East Asian bond markets, which are outperforming developed nations, face the risk of a capital exit should an event such as the US fiscal deficit trigger a recession, according to the Asian Development Bank.

Regional policymakers need to increase efforts to shield their economies from another crisis even after doubling the pool of combined foreign-currency reserves to US$240 billion as of May, said Iwan Azis, head of the ADB's economic integration office. The US budget issue threatens a recovery and an agreement in Congress that doesn't address the long-run sustainability of the deficit may not be welcomed, the Manila-based lender said in the Asian Bond Monitor report yesterday.

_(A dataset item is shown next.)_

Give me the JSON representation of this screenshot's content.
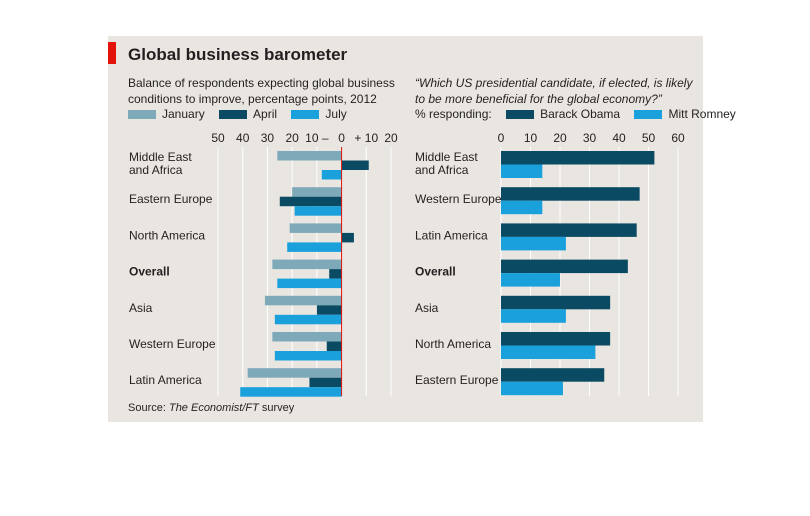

A volatile debt market and swings in yields may deter both bond issuers and international investors, who raised holdings of fixed-income securities in the region last quarter, Azis said. Asian local-currency notes have returned 8.2 percent this year, compared with 2.1 percent in the US and 7.1 percent among European countries, according to indexes compiled by HSBC Holdings Plc and Bank of America Merrill Lynch.

"Capital flows continue to grow in Asia but at the same time they are getting more and more volatile," Azis said. "The bond market is now the most important source of financing for many Asian countries."

Overseas holdings of local-currency debt in some East Asia markets, which the ADB terms as China, Indonesia, South Korea, Malaysia, the Philippines, Singapore, Thailand and Vietnam, rose last quarter, the multilateral lender's bond report showed.